‘I’d rather die than lose face’

Marlon Nightmare Tapales (CDN PHOTO/LITO TECSON)

Marlon Nightmare Tapales (CDN PHOTO/LITO TECSON)

OSAKA, Japan—Remorseful after yielding his belt for overshooting the weight limit, Marlon Tapales gambled with his life in his fight against Shohei Omori here Sunday night.

Tapales stopped the Japanese early in the 11th round in what his handlers said was his farewell performance as a bantamweight.

“Mamatay na lang, huwag lang mapahiya (I would rather die than lose face),” Tapales told reporters, three hours after denying Omori the 118-pound crown stripped from him by the World Boxing Organization for exceeding the limit on Saturday.

Hardly recovered from a week-long crash diet and total starvation from Thursday night to Saturday morning, Tapales found Omori more elusive than when he halted him in two rounds two years ago in Kyoto.

The Japanese even had Tapales in deep trouble with a wicked body shot followed by a barrage of hard punches in the fifth.

Though hurt, Tapales withstood the onslaught to take the sixth, seventh—where Omori’s face got bloodied—and eighth rounds.

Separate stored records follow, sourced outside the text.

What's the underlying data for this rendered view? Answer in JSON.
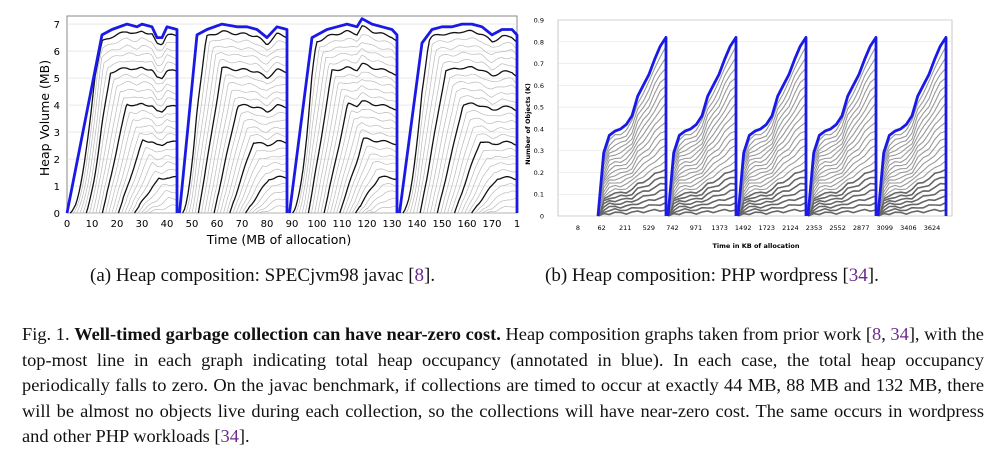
{
  "chart_data": [
    {
      "type": "area",
      "ylabel": "Heap Volume (MB)",
      "xlabel": "Time (MB of allocation)",
      "xlim": [
        0,
        180
      ],
      "ylim": [
        0,
        7.3
      ],
      "yticks": [
        "0",
        "1",
        "2",
        "3",
        "4",
        "5",
        "6",
        "7"
      ],
      "xticks": [
        "0",
        "10",
        "20",
        "30",
        "40",
        "50",
        "60",
        "70",
        "80",
        "90",
        "100",
        "110",
        "120",
        "130",
        "140",
        "150",
        "160",
        "170",
        "1"
      ],
      "cycles": [
        {
          "start": 0,
          "end": 44,
          "top": [
            [
              0,
              0
            ],
            [
              14,
              6.6
            ],
            [
              18,
              6.8
            ],
            [
              24,
              7.0
            ],
            [
              28,
              6.9
            ],
            [
              30,
              7.0
            ],
            [
              34,
              6.9
            ],
            [
              36,
              6.5
            ],
            [
              38,
              6.5
            ],
            [
              40,
              6.9
            ],
            [
              44,
              6.8
            ]
          ]
        },
        {
          "start": 45,
          "end": 88,
          "top": [
            [
              45,
              0
            ],
            [
              52,
              6.6
            ],
            [
              56,
              6.8
            ],
            [
              62,
              7.0
            ],
            [
              68,
              6.9
            ],
            [
              72,
              6.9
            ],
            [
              76,
              6.8
            ],
            [
              80,
              6.5
            ],
            [
              84,
              6.9
            ],
            [
              88,
              6.8
            ]
          ]
        },
        {
          "start": 89,
          "end": 132,
          "top": [
            [
              89,
              0
            ],
            [
              98,
              6.5
            ],
            [
              104,
              6.8
            ],
            [
              108,
              6.9
            ],
            [
              112,
              7.0
            ],
            [
              116,
              6.9
            ],
            [
              118,
              7.2
            ],
            [
              122,
              7.0
            ],
            [
              126,
              6.9
            ],
            [
              130,
              6.8
            ],
            [
              132,
              6.6
            ]
          ]
        },
        {
          "start": 133,
          "end": 180,
          "top": [
            [
              133,
              0
            ],
            [
              142,
              6.3
            ],
            [
              146,
              6.8
            ],
            [
              150,
              6.9
            ],
            [
              154,
              6.9
            ],
            [
              158,
              7.0
            ],
            [
              162,
              7.0
            ],
            [
              166,
              6.9
            ],
            [
              170,
              6.6
            ],
            [
              174,
              6.8
            ],
            [
              178,
              6.8
            ],
            [
              180,
              6.6
            ]
          ]
        }
      ],
      "grid": true
    },
    {
      "type": "area",
      "ylabel": "Number of Objects (K)",
      "xlabel": "Time in KB of allocation",
      "ylim": [
        0,
        0.9
      ],
      "yticks": [
        "0",
        "0.1",
        "0.2",
        "0.3",
        "0.4",
        "0.5",
        "0.6",
        "0.7",
        "0.8",
        "0.9"
      ],
      "xticks": [
        "8",
        "62",
        "211",
        "529",
        "742",
        "971",
        "1373",
        "1492",
        "1723",
        "2124",
        "2353",
        "2552",
        "2877",
        "3099",
        "3406",
        "3624"
      ],
      "cycles": [
        {
          "top": [
            0,
            0.29,
            0.37,
            0.39,
            0.4,
            0.42,
            0.46,
            0.55,
            0.6,
            0.65,
            0.72,
            0.78,
            0.82
          ]
        },
        {
          "top": [
            0,
            0.29,
            0.37,
            0.39,
            0.4,
            0.42,
            0.46,
            0.55,
            0.6,
            0.65,
            0.72,
            0.78,
            0.82
          ]
        },
        {
          "top": [
            0,
            0.29,
            0.37,
            0.39,
            0.4,
            0.42,
            0.46,
            0.55,
            0.6,
            0.65,
            0.72,
            0.78,
            0.82
          ]
        },
        {
          "top": [
            0,
            0.29,
            0.37,
            0.39,
            0.4,
            0.42,
            0.46,
            0.55,
            0.6,
            0.65,
            0.72,
            0.78,
            0.82
          ]
        },
        {
          "top": [
            0,
            0.29,
            0.37,
            0.39,
            0.4,
            0.42,
            0.46,
            0.55,
            0.6,
            0.65,
            0.72,
            0.78,
            0.82
          ]
        }
      ],
      "grid": true
    }
  ],
  "subcaption_a": {
    "text": "(a) Heap composition: SPECjvm98 javac [",
    "ref": "8",
    "end": "]."
  },
  "subcaption_b": {
    "text": "(b) Heap composition: PHP wordpress [",
    "ref": "34",
    "end": "]."
  },
  "caption": {
    "label": "Fig. 1.",
    "bold": "Well-timed garbage collection can have near-zero cost.",
    "part1": "Heap composition graphs taken from prior work [",
    "ref1": "8",
    "sep": ", ",
    "ref2": "34",
    "part2": "], with the top-most line in each graph indicating total heap occupancy (annotated in blue). In each case, the total heap occupancy periodically falls to zero. On the javac benchmark, if collections are timed to occur at exactly 44 MB, 88 MB and 132 MB, there will be almost no objects live during each collection, so the collections will have near-zero cost. The same occurs in wordpress and other PHP workloads [",
    "ref3": "34",
    "part3": "]."
  },
  "colors": {
    "highlight": "#1a1ae6",
    "dark_line": "#111111",
    "light_line": "#bbbbbb",
    "grid": "#dddddd",
    "ref": "#6a2c8a"
  }
}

Switching tactics, Omori exploited his longer reach to take the ninth.

Tapales, however, unleashed a thunderous left uppercut followed by an overhand right that sent Omori down in the 10th round.

Barely beating the count, Omori, who sustained a broken jaw, was a hapless target for Tapales, but was saved by the bell. But Tapales pounced on Omori as soon as the 11th round started.